Ecco perché gli italiani con il naso all’insù quando arrivano nella capitale Amman rimangono perplessi nel vedere scorazzare Porsche, Mercedes, BMW, Mustang ed Hammer come se piovesse. Sgomenti lo diventano quando vengono a sapere che le tasse sulle vetture fan lievitare il prezzo di quasi il doppio rispetto all’Italia, ad esempio. Fuori dalle finestre degli hotel di Amman il canto dei Muazzin provenienti dalle moschee si insinua tra la massa di milioni di mezzi che si muovono all’unisono verso le varie destinazioni di questa enorme città, originariamente costruita su sette colli sul modello di Roma e che ora ne conta diciannove.
Città che continua inesorabilmente ad espandersi verso ovest in contrapposizione con il silenzioso e maestoso deserto del Wadi Rum, scenario che ha svolto il ruolo da protagonista durante le numerose battaglie della rivoluzione araba capeggiate dall’irlandese Lawrence d’Arabia e sfociate nella liberazione dagli invasori turchi ed il colonialismo inglese. Wadi Rum che ancora oggi ospita gli abitanti del deserto, i beduini, definiti commerciali da qualche turista ignorante ma che, in realtà, hanno adeguato un pezzettino delle loro giornate alle invadenti visite, quelle sì commerciali, di ingombranti visitatori.
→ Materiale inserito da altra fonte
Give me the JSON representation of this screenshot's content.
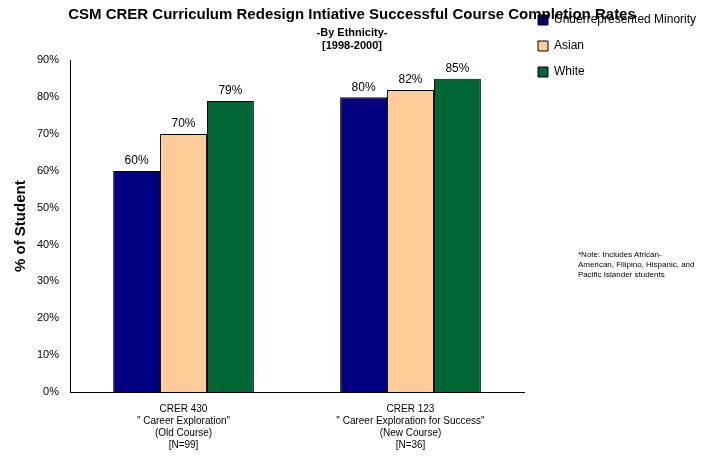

Difficile capire per un occidentale che il beduino non ha bisogno di soldi per vivere; quando navighi con il tuo fedele dromedario tra la sabbia ed il sole cocente devi essere in grado di trovare la vita ovunque, anche nei posti più impensabili. Se non hai beni da acquistare a ben poco servono i soldi.
Così, nella terra dove manca l’acqua e dove il fiume Giordano, deviato dall’arrogante Israele per raffreddare le proprie centrali nucleari, è sempre più debole ed incapace di rigenerare il mar Morto che perde a sua volta un metro l’anno, viene ancora offerta la possibilità di fare un viaggio dentro al viaggio. Un viaggio verso le nostre origini.